Problem Description
Given an integer array nums, count the valid ways to partition it into two non-empty parts such that the sum of the left part equals the sum of the right part. You may change at most one element in nums to a given value k (or leave the array unchanged) to maximize the number of such valid partitions.
Key Insights
- Use the prefix sum technique to quickly compute sums of subarrays.
- A valid pivot index exists when the prefix sum equals half of the total sum (which must then be even).
- Changing one element affects all prefix sums from that index onward by a fixed diff = k - original_value.
- Pre-calculate the valid partition count for the unchanged array.
- Evaluate the impact of modifying each index by adjusting the prefix sums and count pivots accordingly.
- Careful handling of indices is required: for pivots before the modified index, no adjustment is made; for pivots at or after the modified index, add the diff.
Space and Time Complexity
Time Complexity: O(n^2) in a naive evaluation per index, but can be optimized to O(n) with precomputation and hash maps.

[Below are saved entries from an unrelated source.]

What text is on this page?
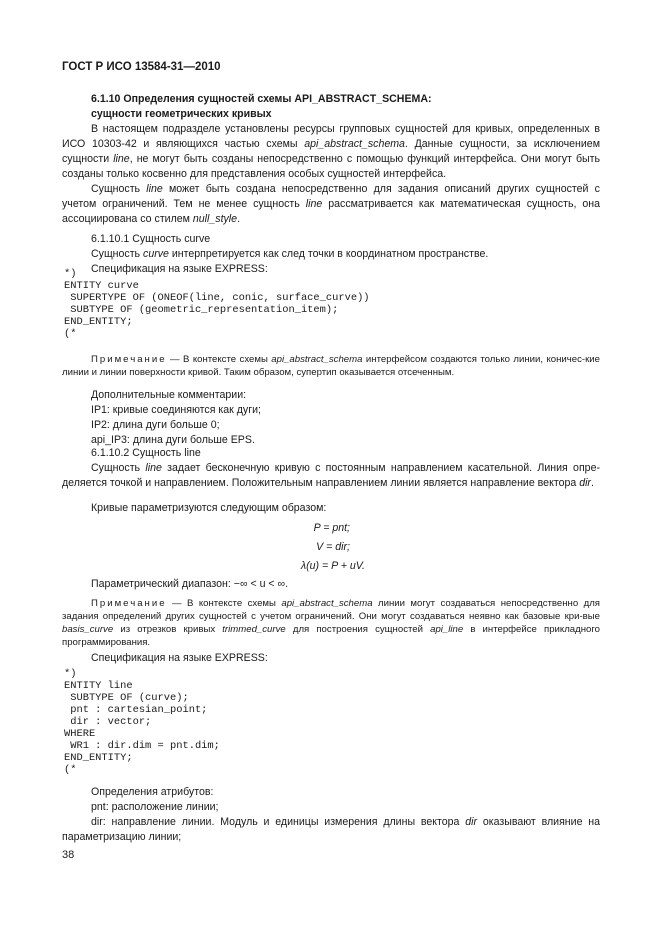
ГОСТ Р ИСО 13584-31—2010

6.1.10 Определения сущностей схемы API_ABSTRACT_SCHEMA:

сущности геометрических кривых

В настоящем подразделе установлены ресурсы групповых сущностей для кривых, определенных в ИСО 10303-42 и являющихся частью схемы api_abstract_schema. Данные сущности, за исключением сущности line, не могут быть созданы непосредственно с помощью функций интерфейса. Они могут быть созданы только косвенно для представления особых сущностей интерфейса.

Сущность line может быть создана непосредственно для задания описаний других сущностей с учетом ограничений. Тем не менее сущность line рассматривается как математическая сущность, она ассоциирована со стилем null_style.

6.1.10.1 Сущность curve

Сущность curve интерпретируется как след точки в координатном пространстве.

Спецификация на языке EXPRESS:

*)
ENTITY curve
SUPERTYPE OF (ONEOF(line, conic, surface_curve))
SUBTYPE OF (geometric_representation_item);
END_ENTITY;
(*

Примечание — В контексте схемы api_abstract_schema интерфейсом создаются только линии, коничес-кие линии и линии поверхности кривой. Таким образом, супертип оказывается отсеченным.

Дополнительные комментарии:

IP1: кривые соединяются как дуги;

IP2: длина дуги больше 0;

api_IP3: длина дуги больше EPS.

6.1.10.2 Сущность line

Сущность line задает бесконечную кривую с постоянным направлением касательной. Линия опре-деляется точкой и направлением. Положительным направлением линии является направление вектора dir.

Кривые параметризуются следующим образом:

P = pnt;
V = dir;
λ(u) = P + uV.

Параметрический диапазон: −∞ < u < ∞.

Примечание — В контексте схемы api_abstract_schema линии могут создаваться непосредственно для задания определений других сущностей с учетом ограничений. Они могут создаваться неявно как базовые кри-вые basis_curve из отрезков кривых trimmed_curve для построения сущностей api_line в интерфейсе прикладного программирования.

Спецификация на языке EXPRESS:

*)
ENTITY line
SUBTYPE OF (curve);
pnt : cartesian_point;
dir : vector;
WHERE
WR1 : dir.dim = pnt.dim;
END_ENTITY;
(*

Определения атрибутов:

pnt: расположение линии;

dir: направление линии. Модуль и единицы измерения длины вектора dir оказывают влияние на параметризацию линии;

38
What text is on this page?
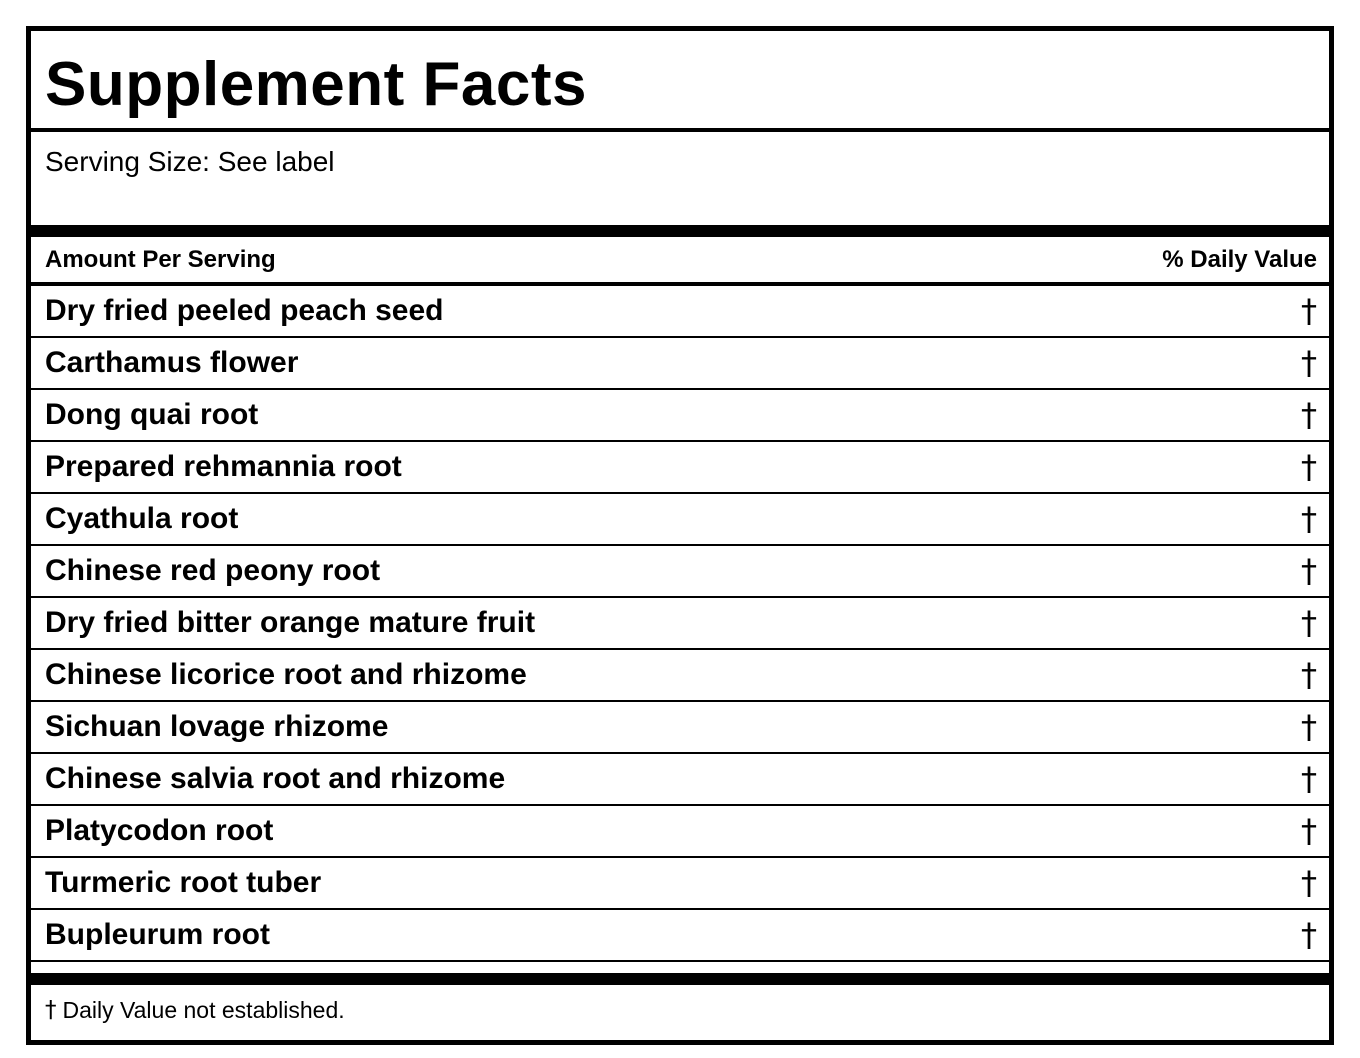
Supplement Facts
Serving Size: See label
Amount Per Serving	% Daily Value
Dry fried peeled peach seed	†
Carthamus flower	†
Dong quai root	†
Prepared rehmannia root	†
Cyathula root	†
Chinese red peony root	†
Dry fried bitter orange mature fruit	†
Chinese licorice root and rhizome	†
Sichuan lovage rhizome	†
Chinese salvia root and rhizome	†
Platycodon root	†
Turmeric root tuber	†
Bupleurum root	†
† Daily Value not established.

Space Complexity: O(n) due to usage of prefix sums and dictionaries.
Solution
We first compute the total sum of the array. If the total is even, we calculate prefix sums to count the valid partitions without modification (where prefix sum equals total/2). Then for each index, consider changing nums[i] to k. This change introduces a diff = k - nums[i] which affects all subsequent prefix sums. By separating the counting into two cases (pivots before i and pivots at or after i) and comparing their adjusted sums to the target (newTotal/2), we determine the number of valid partitions after the modification. Finally, we return the maximum count from either modifying one element or keeping the array unchanged.